We were doing a straight-leg stretch -- (Parsvottanasana -- don't ask me how to pronounce that) which I usually really, really hate because my ankles are always screaming, not to mention my hamstrings and I never feel like I can relax into it at all because it's not at all relaxing.
My instructor is forever reminding us that our knees can stay loose in various positions -- especially when we're practicing balancing poses where a locked knee on your base leg will probably result in your tree falling over. She reminded us again during the straight-leg stretch to loosen our knees and take breaks to help deepen the stretch.
In my vision of a perfect straight-let stretch the front leg is always board-stiff and straight-edge straight so as to make an isosceles triangle that would make Pythagoras want to take up yoga. Also, breaks are for the weak! But I have no place having a vision about how things are supposed to be. I've only been doing yoga for six months, so what the hell do I know anyway?
So in the class, I threw Pythagoras to the wind and loosened my knee and hallelujah! I Parsvottanasanaed the shit out of my leg. Instead of fighting gravity, I kept sinking until I was almost kissing my knee. I don't imagine I looked much like the picture -- but that wasn't the point. I was doing what I needed to be doing and it felt really good.
And more importantly, it got me thinking about all the other areas of my life where my metaphorical locked-knees cause me unnecessary frustration and aggravation. There are so, so many places where if I just loosen the hold of rigid expectations that I might be able to dispel anxiety and just let go.
|As evidenced by this tantrum Lily threw on the garage floor -- |
things have been a little tense around here lately.

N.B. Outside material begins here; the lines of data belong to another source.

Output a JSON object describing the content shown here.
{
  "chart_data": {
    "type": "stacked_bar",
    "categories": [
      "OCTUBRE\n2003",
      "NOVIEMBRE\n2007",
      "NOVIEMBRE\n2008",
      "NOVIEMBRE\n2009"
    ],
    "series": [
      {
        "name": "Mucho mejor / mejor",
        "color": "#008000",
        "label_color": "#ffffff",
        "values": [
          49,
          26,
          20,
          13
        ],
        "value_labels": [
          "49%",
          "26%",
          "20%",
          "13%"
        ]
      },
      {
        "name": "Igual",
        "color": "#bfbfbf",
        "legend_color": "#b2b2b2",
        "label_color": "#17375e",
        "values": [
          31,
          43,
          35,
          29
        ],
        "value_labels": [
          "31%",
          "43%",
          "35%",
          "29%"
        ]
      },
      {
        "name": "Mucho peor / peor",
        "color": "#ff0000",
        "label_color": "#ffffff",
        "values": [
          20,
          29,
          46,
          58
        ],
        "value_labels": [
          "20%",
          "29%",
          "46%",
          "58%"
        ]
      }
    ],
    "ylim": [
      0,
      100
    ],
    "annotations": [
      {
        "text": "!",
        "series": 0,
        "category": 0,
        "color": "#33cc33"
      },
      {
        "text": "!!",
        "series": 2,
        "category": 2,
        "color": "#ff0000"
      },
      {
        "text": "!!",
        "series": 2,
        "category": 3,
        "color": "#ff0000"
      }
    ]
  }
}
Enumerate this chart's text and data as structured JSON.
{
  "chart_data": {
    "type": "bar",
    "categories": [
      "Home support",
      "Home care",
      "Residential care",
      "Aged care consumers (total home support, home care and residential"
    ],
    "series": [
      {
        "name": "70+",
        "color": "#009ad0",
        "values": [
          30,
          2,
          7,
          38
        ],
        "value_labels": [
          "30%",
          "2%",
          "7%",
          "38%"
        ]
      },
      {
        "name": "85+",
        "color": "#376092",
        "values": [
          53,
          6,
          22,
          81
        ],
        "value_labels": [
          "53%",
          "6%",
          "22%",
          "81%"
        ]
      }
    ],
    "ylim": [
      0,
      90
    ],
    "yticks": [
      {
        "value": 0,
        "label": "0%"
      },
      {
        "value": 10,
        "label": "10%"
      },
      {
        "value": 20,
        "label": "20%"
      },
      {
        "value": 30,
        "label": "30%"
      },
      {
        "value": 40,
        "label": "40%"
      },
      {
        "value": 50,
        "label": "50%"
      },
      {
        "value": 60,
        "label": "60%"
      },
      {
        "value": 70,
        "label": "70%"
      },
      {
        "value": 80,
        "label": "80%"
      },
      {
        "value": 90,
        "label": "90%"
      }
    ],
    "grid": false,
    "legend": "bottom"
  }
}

Like how many stories we read before bedtime, who gets to dispense the toothpaste ("I can do it all by myself!" she says. And, as it turns out, she can), or which outfit can be worn for the third time in a week.
|Cuz sometimes a girl has to gnaw on a leaf|
without her mom freaking out.**
Because while boundaries are important, feeling competent in your ability to, you know, live life and stuff is pretty critical, too.
So I'm going to loosen my mom knees a little in hopes that next week I feel a little less tyrannical and shrill and a little more flexible.
*For the record, I never intended to be this annoying yoga cheerleader. It's new to me -- on many levels. I'd never taken group fitness classes, never considered myself to be particularly graceful or coordinated, never thought much about how my emotional, spiritual and physical health are so tied together, and definitely never thought I'd be that mom. Wearing the yoga pants. Lugging around a mat and kids. Namaste-ing. But I think that skeptical/sarcastic/judgmental part is me is a voice I've been living with since high school -- the one that sees me doing something kinda cliched or mainstream or, you know, the thing and I laugh at it in a belittling way. (the same way I laugh at others for, say, eating kale chips or growing giant beards). But I'm a grownup now, and more importantly, I'm a parent who needs to set a positive example for self-fulfillment and self-expression. So I need to acknowledge in a non-skeptical, non-sarcastic, non-judgmental way that practicing yoga continues to help me grow as a person -- making me both physically and mentally stronger. And that's that.
** These are oak leaves, and I just read that if consumed in large quantities they can be poisonous to humans and livestock. There's no need to be alarmed though, I can barely get Lily to eat one edible green (or formerly green) form of plant life. Nibbling on the tip of an oak leaf stem (or even just dangling it from her mouth) might be the closest thing she gets to ruff age all month!